MgxCo1-x(OH)2@C as electrode for supercapacitor: Effect of doping level on energy storage capability

Abstract

Incorporating non-electrochemically-active elements (such as Zn, Mg, etc.) into the framework of active components can enhance structural stability, leading to improved cycling performance. However, limited research has been conducted on the impact of varying doping concentrations. In this study, we conducted a comprehensive analysis of how different levels of Mg doping in Co(OH)2 affect supercapacitor performance.
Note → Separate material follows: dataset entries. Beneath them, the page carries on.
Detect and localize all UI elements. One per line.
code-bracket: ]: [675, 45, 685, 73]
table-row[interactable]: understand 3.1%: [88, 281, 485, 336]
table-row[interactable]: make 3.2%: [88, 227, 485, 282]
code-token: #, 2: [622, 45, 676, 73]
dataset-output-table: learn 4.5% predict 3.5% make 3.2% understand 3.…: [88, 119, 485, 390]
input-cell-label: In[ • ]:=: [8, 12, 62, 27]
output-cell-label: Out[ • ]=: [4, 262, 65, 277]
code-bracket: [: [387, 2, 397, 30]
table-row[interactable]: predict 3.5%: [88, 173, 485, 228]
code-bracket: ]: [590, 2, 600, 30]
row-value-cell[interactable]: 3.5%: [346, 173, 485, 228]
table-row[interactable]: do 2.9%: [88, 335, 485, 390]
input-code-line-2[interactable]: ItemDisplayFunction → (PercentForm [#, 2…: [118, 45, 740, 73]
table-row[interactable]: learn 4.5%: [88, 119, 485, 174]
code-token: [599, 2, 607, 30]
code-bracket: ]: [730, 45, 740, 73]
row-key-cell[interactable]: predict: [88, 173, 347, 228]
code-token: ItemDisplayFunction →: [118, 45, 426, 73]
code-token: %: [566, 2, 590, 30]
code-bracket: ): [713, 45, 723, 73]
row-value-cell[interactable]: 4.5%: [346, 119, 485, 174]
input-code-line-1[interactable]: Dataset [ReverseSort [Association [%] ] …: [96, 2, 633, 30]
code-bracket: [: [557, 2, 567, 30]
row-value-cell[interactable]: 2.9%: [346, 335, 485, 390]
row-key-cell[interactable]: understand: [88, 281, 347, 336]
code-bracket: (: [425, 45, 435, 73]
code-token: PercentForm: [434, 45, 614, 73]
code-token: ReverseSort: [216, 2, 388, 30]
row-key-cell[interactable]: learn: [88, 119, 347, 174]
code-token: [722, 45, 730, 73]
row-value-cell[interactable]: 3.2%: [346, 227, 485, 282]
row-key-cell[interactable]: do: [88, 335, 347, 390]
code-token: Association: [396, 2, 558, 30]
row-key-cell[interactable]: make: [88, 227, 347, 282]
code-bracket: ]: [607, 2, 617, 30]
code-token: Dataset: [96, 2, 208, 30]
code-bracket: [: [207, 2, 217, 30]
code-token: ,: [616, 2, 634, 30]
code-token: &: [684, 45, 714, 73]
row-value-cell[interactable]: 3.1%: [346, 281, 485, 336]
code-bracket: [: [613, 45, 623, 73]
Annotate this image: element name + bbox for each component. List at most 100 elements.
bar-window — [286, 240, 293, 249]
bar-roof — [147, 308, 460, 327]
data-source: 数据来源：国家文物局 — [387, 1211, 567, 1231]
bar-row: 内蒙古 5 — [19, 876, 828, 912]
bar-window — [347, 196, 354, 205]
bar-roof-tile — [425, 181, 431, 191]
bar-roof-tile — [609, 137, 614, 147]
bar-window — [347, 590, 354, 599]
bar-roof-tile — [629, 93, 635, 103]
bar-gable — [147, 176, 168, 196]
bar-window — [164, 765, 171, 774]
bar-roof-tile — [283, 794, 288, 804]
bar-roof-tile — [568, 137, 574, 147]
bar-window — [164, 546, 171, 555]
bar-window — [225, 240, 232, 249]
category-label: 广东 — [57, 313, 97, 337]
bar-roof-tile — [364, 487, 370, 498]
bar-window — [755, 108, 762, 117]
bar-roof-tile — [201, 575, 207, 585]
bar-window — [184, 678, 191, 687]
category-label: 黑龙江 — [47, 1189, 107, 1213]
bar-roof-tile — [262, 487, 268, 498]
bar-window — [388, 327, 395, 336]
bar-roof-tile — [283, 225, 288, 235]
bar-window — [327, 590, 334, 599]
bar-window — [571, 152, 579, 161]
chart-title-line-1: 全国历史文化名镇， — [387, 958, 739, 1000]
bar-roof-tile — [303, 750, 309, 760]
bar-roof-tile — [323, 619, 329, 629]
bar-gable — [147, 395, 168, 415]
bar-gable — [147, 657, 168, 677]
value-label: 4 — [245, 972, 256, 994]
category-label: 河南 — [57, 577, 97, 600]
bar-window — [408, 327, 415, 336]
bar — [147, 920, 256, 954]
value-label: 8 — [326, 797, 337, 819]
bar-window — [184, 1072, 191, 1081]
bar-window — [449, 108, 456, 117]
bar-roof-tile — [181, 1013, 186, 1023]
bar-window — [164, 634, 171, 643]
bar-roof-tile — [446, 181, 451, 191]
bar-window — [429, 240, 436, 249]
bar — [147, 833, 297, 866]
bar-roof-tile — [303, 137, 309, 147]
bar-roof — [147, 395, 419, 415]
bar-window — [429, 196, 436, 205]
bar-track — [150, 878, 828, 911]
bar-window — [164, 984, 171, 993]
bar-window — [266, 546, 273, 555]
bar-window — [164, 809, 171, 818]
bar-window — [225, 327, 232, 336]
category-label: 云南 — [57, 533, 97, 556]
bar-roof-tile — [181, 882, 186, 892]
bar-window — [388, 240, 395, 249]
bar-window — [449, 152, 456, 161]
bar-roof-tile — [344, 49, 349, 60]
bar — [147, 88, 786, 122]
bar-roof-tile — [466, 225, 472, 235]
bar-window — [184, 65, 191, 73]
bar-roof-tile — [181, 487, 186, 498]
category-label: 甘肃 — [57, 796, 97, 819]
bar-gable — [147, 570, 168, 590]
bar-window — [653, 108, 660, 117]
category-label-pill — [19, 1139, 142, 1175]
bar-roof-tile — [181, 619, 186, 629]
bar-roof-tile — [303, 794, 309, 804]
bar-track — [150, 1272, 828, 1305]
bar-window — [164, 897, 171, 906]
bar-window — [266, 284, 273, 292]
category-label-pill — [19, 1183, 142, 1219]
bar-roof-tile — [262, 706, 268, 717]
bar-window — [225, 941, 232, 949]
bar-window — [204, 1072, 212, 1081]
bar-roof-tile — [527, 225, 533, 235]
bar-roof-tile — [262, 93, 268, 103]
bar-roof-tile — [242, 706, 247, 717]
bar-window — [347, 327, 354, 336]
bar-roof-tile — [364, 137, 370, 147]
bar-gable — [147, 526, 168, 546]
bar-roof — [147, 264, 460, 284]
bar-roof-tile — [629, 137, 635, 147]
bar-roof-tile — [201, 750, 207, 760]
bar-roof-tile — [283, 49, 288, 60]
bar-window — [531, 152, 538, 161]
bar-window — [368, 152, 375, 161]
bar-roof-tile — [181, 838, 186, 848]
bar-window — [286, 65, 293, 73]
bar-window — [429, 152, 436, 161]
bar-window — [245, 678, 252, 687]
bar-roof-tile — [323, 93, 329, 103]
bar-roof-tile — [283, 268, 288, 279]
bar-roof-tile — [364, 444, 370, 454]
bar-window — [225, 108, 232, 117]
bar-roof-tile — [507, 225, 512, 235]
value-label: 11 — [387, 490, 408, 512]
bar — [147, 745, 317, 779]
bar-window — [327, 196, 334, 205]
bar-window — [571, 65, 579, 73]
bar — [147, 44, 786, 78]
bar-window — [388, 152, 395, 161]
We synthesized a range of cobalt hydroxides with precisely controlled Mg content using a cation ion-exchange reaction method. Our findings suggest that the Mg component can be evenly distributed in the composite material, and when the Co/Mg ratio exceeds 1:1, the formation of Mg-O-Co bonds can be observed. When used as an electrode for a supercapacitor, the doped cobalt hydroxides exhibit superior performance compared to the un-doped version and some recently reported cobalt hydroxide based devices, including a high specific capacitance of 700.2 C/g@ 1.0 A/g versus 448.2 F/g@ 1.0 A/g, a large energy density of 48 Wh/kg@800 W/kg versus 39 Wh/kg@775 W/kg, and excellent cycling stability with only slight fluctuations around 100% capacitance retention after 30,000 cycles of continuous charge and discharge. This research not only offers guidance on the optimal doping level of redox-active metal hydroxides for improving supercapacitor performance, but also presents a novel method for preparing various metal hydroxides/oxides and their composite forms.